CHIM Speech-to-Text Services
This page documents the current speech-to-text services still actively used by HerikaServer for CHIM. The split below follows the current quickstart flow: recommended first, then the other valid services.
Recommended
Deepgram
Hosted speech-to-text and one of the current recommended baseline choices. The current schema supports language selection and a model picker, including newer Deepgram model entries.
- Best for: recommended hosted microphone transcription.
- Needs: Deepgram API key.
- Current model examples:
nova-3,nova-2,whisper-medium.
Parakeet
The other current recommended speech-to-text option in HerikaServer. It is treated as a first-class recommended service in the speech-to-text connector grouping.
- Best for: recommended alternative speech-to-text path.
- Current schema focus: language selection.
- Good fit when you want the current CHIM-recommended non-Deepgram route.
Other Services
OpenAI Whisper
Hosted OpenAI Whisper speech-to-text.
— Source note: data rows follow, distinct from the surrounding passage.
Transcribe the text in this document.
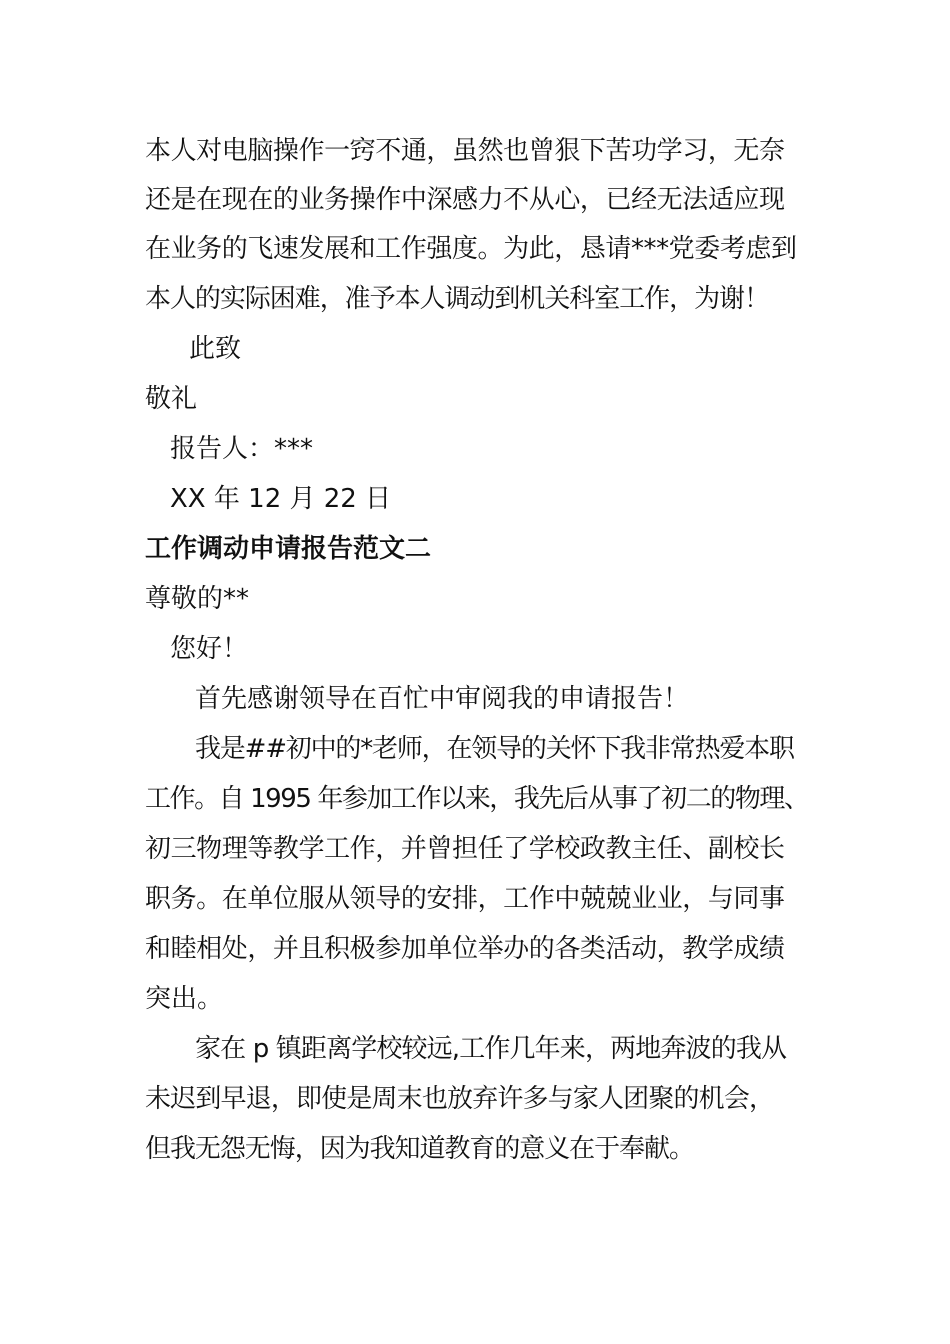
本人对电脑操作一窍不通，虽然也曾狠下苦功学习，无奈
还是在现在的业务操作中深感力不从心，已经无法适应现
在业务的飞速发展和工作强度。为此，恳请***党委考虑到
本人的实际困难，准予本人调动到机关科室工作，为谢！
此致
敬礼
报告人：***
XX 年 12 月 22 日
工作调动申请报告范文二
尊敬的**
您好！
首先感谢领导在百忙中审阅我的申请报告！
我是##初中的*老师，在领导的关怀下我非常热爱本职
工作。自 1995 年参加工作以来，我先后从事了初二的物理、
初三物理等教学工作，并曾担任了学校政教主任、副校长
职务。在单位服从领导的安排，工作中兢兢业业，与同事
和睦相处，并且积极参加单位举办的各类活动，教学成绩
突出。
家在 p 镇距离学校较远,工作几年来，两地奔波的我从
未迟到早退，即使是周末也放弃许多与家人团聚的机会，
但我无怨无悔，因为我知道教育的意义在于奉献。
Supports language selection and an optional translate-to-English behavior in the current schema.
Local Whisper
The DwemerDistro-installed local Whisper endpoint. This is the route to use if you want your speech recognition to stay on your own machine instead of using a hosted speech-to-text provider.
Gemini
Google Gemini speech-to-text plus emotion detection. The current schema supports Google AI API credentials, language selection, and current Gemini model choices.
Azure
Azure speech-to-text with language and profanity handling controls. Use this if Azure is already your preferred speech stack.
Inworld
Inworld speech-to-text with provider/model identifiers and BCP-47 language codes. This is the speech-to-text path to use if you are already building around Inworld services.